Chin has spent his entire 30-plus career in the capital markets, first as a fixed-income trader at JP Morgan, before moving to the vendor world. He spent a decade at TradingScreen, before taking over as CEO of ultra-low-latency trading platform provider Mantara in 2010. About four years later, he joined Thomson Reuters and stayed on through the Blackstone-led acquisition of its Financial & Risk division, which became Refinitiv, and through its subsequent acquisition by the London Stock Exchange Group. So, he has experience running a company, and he has experience going through a major acquisition.

Chin jumped at the chance to lead Broadway 2.0, saying that it offered him a chance to “get back to the roots of real fintech, real creativity, and a company that is agile and growing.”

While noting that Refinitiv has “amazing people and amazing technology,” he felt a bit confined due to Refinitiv’s size and all of the changes that were swirling around the company. “It was a point in time where things just came together,” he says. “I love the fixed-income markets—that’s where I came from in terms of my trading background. At Refinitiv, part of my role was running the fixed-income trading business, which was really all about our data and our relationship with Tradeweb, but I had always wanted to infuse a fixed-income trading capability in Refinitiv. I didn’t have the opportunity to do that—but Broadway was obviously the innovator in that market, and that’s why I came on board.”

Just three months on the job, Chin says he’s excited to work alongside Moeller and the rest of the Broadway team, and has “already seen a real commitment from [Long Ridge] to continue to invest” in Broadway. And as for potential M&A involvement—specifically, whether or not Broadway will be an acquirer, rather than an acquiree—he says that “nothing is off the table. If the mandate is to grow, the mandate is to scale, and the mandate is to stay ahead of what we see the market doing, then there are different paths that we’ll look at to do that.”

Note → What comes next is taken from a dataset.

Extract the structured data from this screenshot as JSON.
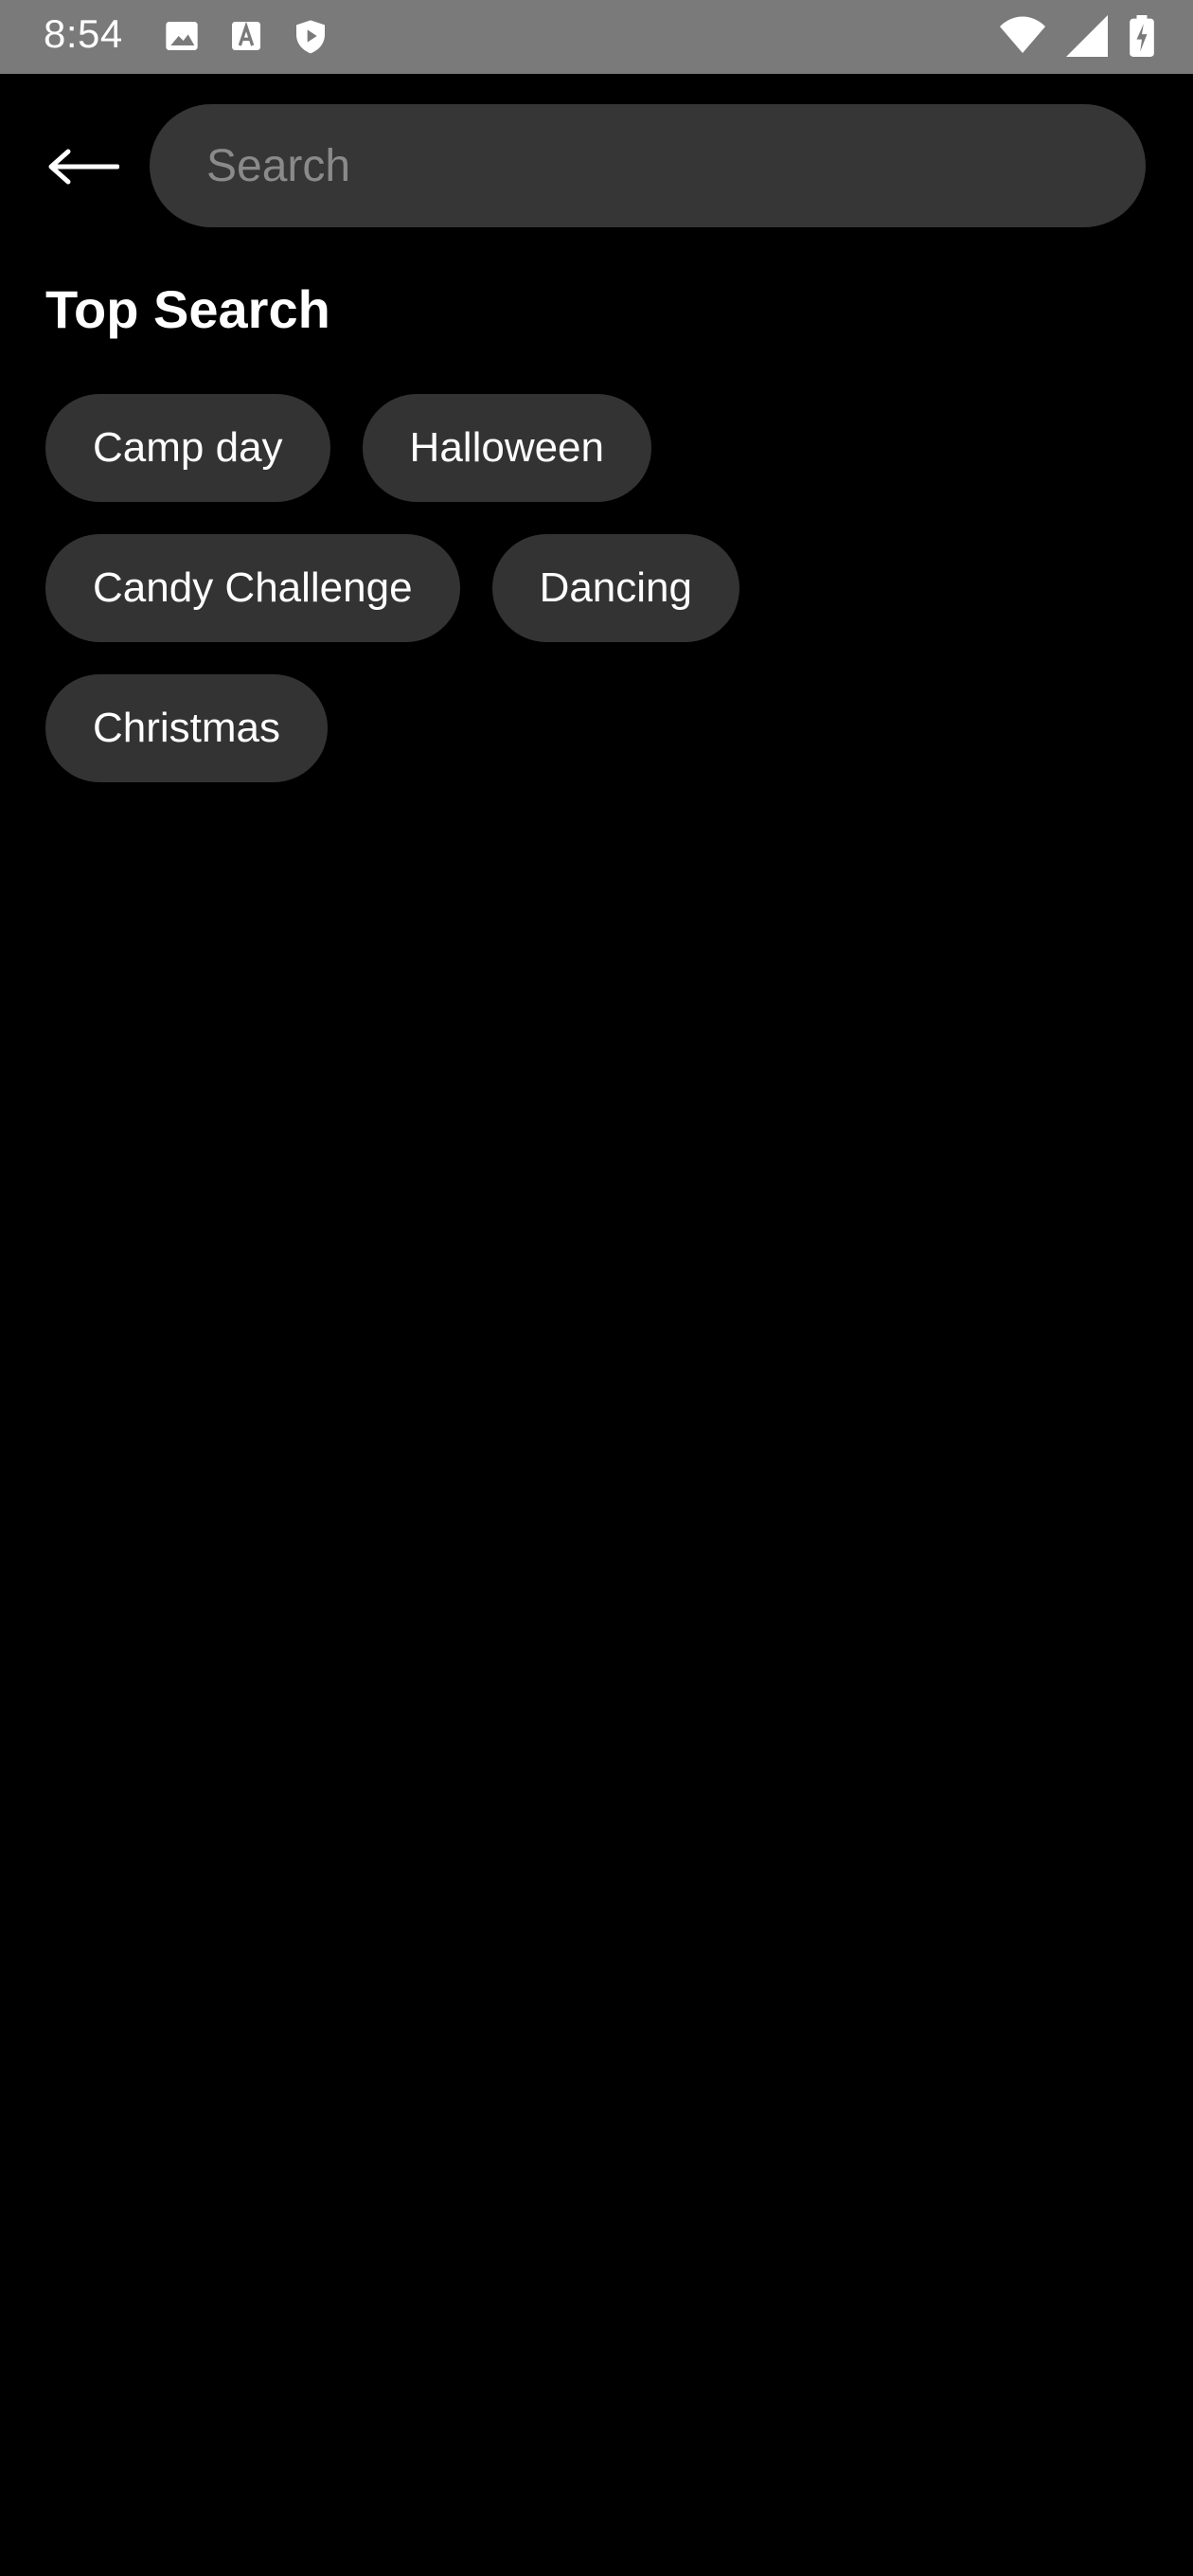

Break-ups are never easy, but they offer the opportunity to start fresh. Chin is still not yet ready to delve into the exact details of what Broadway 2.0 will fully entail, but the focus will be on fixed-income trading workflows, growing its as-a-service offering, and providing a more interoperable trading environment.

“One of my immediate mandates when I came on board was to lay out that three-year blueprint for the company and really think about what is going to be required for us to deliver on a number of different pillars to the strategy,” he says. “We’re in the process of finalizing that and building up all the investment cases so that I can bring that to the board.”